MHS dominates to win cross country title

By Grant Guggisberg

LAWRENCE — The scores hadn’t been tabulated, and the race hadn’t even ended yet.

It didn’t matter. For the Manhattan High boys’ cross country team, it was time to celebrate.

With four runners in the top seven and six in the top 20, the Indians won the Class 6A state cross country meet at Rim Rock Farm in a race that was never close.

Manhattan took the title with a 27 team score, while Wichita North took second with a 105.

With the race still not complete, the team swarmed coach Susan Melgares amidst tears, hugs and immense joy.

“Wow has been the word, from the time these guys went out and swept seven at the home meet,” Melgares said. “Then again today, to see that many of them up at the front — I’m so proud of them.”

Chris Melgares finished the race in a dead sprint to get past Blue Valley Northwest’s Sam Guinn in the final stretch to take second place individually (15:56.78). Behind him were Jack Keeley in fifth (16:11.87), Jackson Schroeder in sixth (16:12.36) and Josue Alvarado (16:20.51) in seventh. Isaiah Koppes (16:28.98) rounded out the team score in 11th place. Michael Melgares (17th, 16:40.93) didn’t contribute to the team score, but medaled, with Nick Bandy finishing in 31st place (16:59.87). All of Manhattan’s runners finished in less than 17 minutes.

Susan Melgares said the team made it look easy this year — but clearly the Indians had a special team.

“I can’t put that into words,” she said. “People don’t understand what it’s like. Our kids have made it look easy, so we started thinking, is the competition that tough? But then you look at our times, and we’re rockin’. And they did it again today. It’s stunning — I’m so proud of them.”

Melgares said the dominant finish is something she doesn’t usually see at the state meet.

“It’s just so wonderful to see it pay off like this in such a decisive effort, with so many in the front of this race,” she said. “I’ve been here many years and it’s not usually that way.”

For Chris Melgares, Saturday’s championship is the culmination of years of hard work.

“It means everything,” he said. “This is everything we’ve worked for since we didn’t qualify for state my freshman year. It’s so rewarding and satisfying.”

The victory was even sweeter for Chris and his brother Michael, as they got to be the team that delivered their mother and coach her first state title.

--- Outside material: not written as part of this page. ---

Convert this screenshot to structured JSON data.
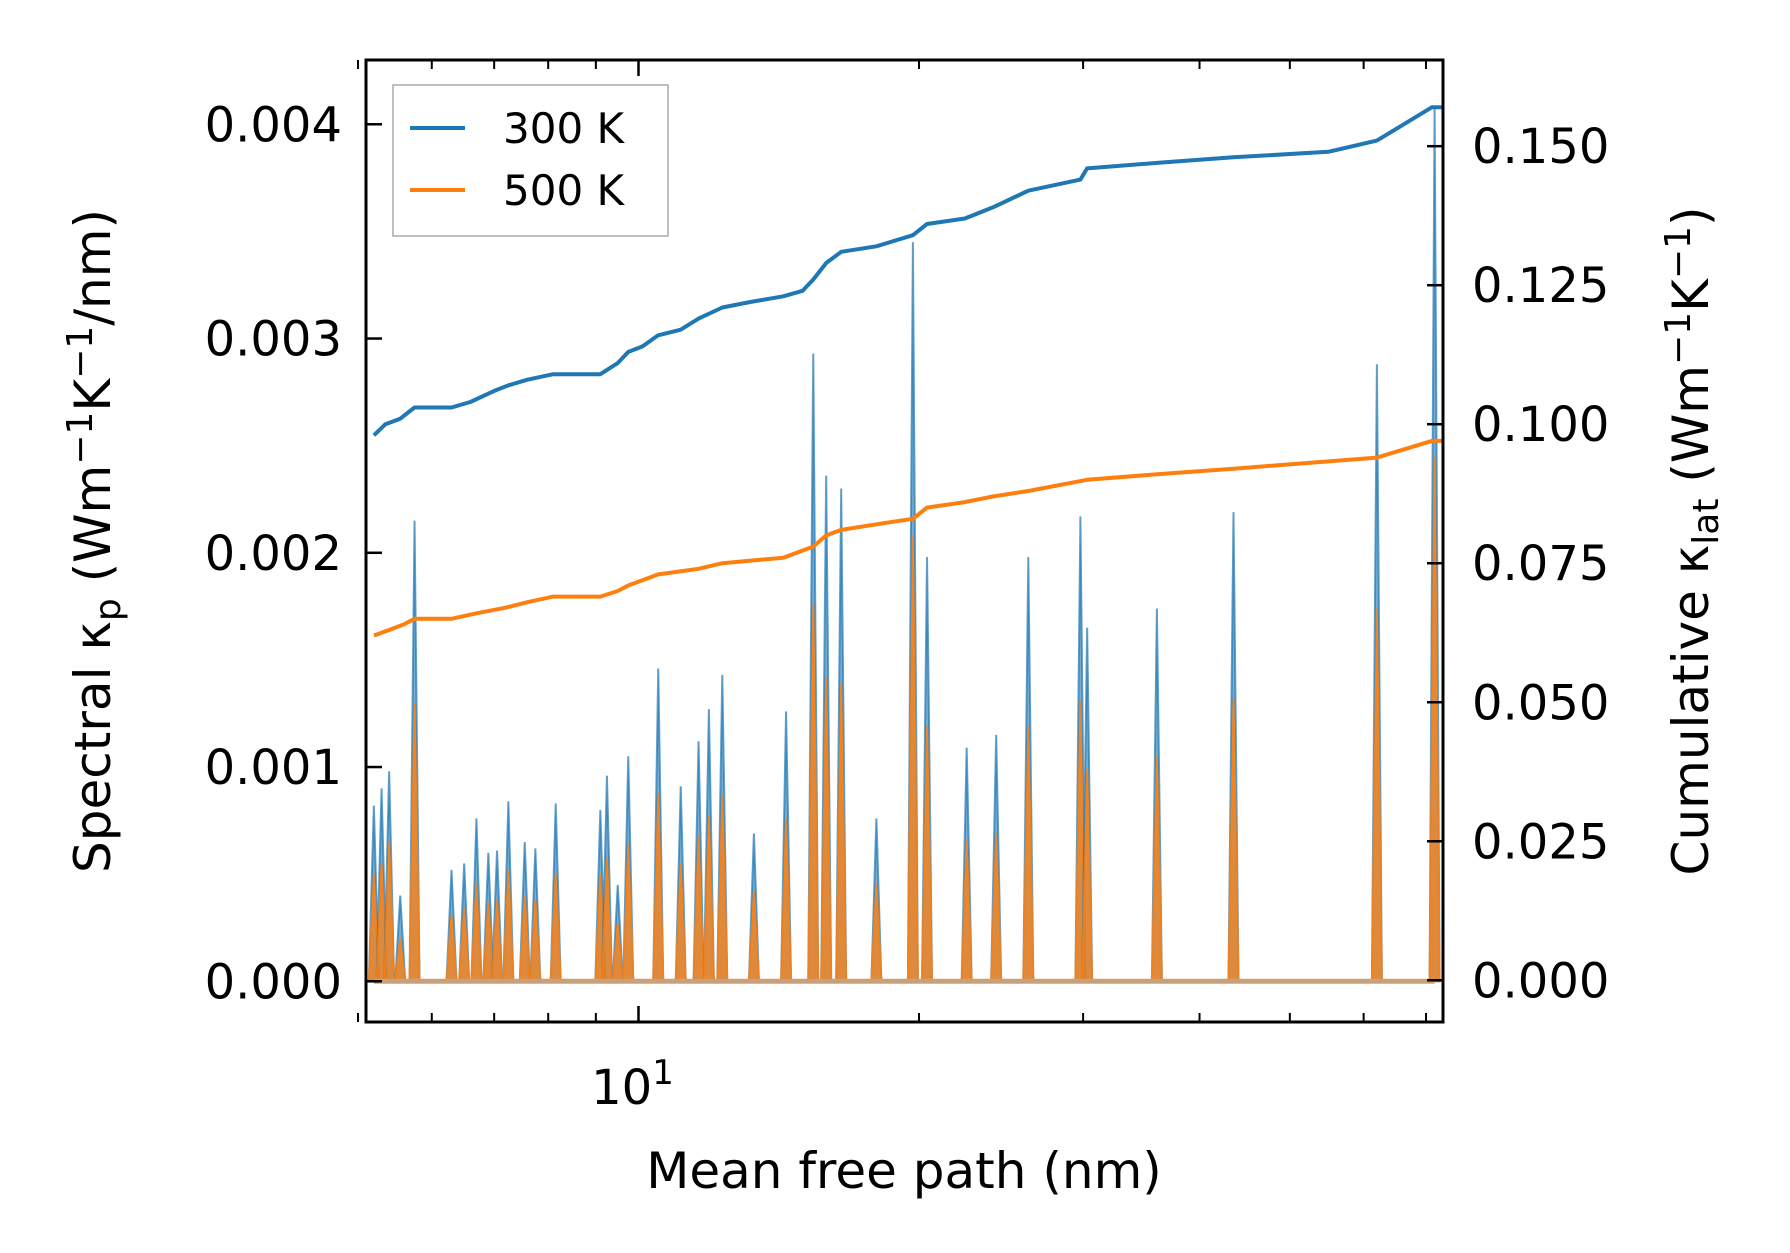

“It’s just awesome,” Chris said. “Living with her all these 10 years with her as coach, she’s been close with a couple girls’ teams, but it feels really cool to be able to bring her that first title.”

For Keeley, who transferred in after previously being home-schooled, the win was difficult to describe.

“It’s kind of surreal, honestly,” Keeley said. “But we’ve put in so much work together and been going at it really hard at practice every day, so I’m really thankful.”

The senior transfer said he wasn’t sure when he realized how good this team could be.

“Honestly, my confidence about it grew as the season went on,” Keeley said. “From the start, the guys that have been on the team for a long time like Chris and Nick were telling us we needed to have that goal. But after our first meet, I started to really think we could do this.”

Bandy finished seventh among his team, but was thinking about his teammates throughout the race.

“The whole race, I was behind these guys, but I was thinking about them for a lot of my race,” Bandy said. “As soon as I crossed the finish line, Pat Melgares told me that we’d won.”

The senior said the championship makes all the miles run in practice worth it.

“Chris and I have literally run thousands of miles together just him and I,” Bandy said. “It’s always been our dream to win a state cross country championship. Even though I didn’t contribute to the team score, my goal was to inspire the other guys to keep working hard. I’m so happy for them — to have five in the top 11, that’s ridiculous.”

For Chris, finishing in second was quite a feat with Guinn running ahead of him most of the race. As the runners approached the hill overlooking the finish line, he knew Guinn could be caught.

“When I got up to the Skyline, I looked up and realized he was pretty close to me,” he said. “About 50 meters out, I realized I was going to catch him.”

Chris said the title makes him proud to be a member of the team.

“You feel so much pride being on this team,” he said. “Everyone just works their butts off.”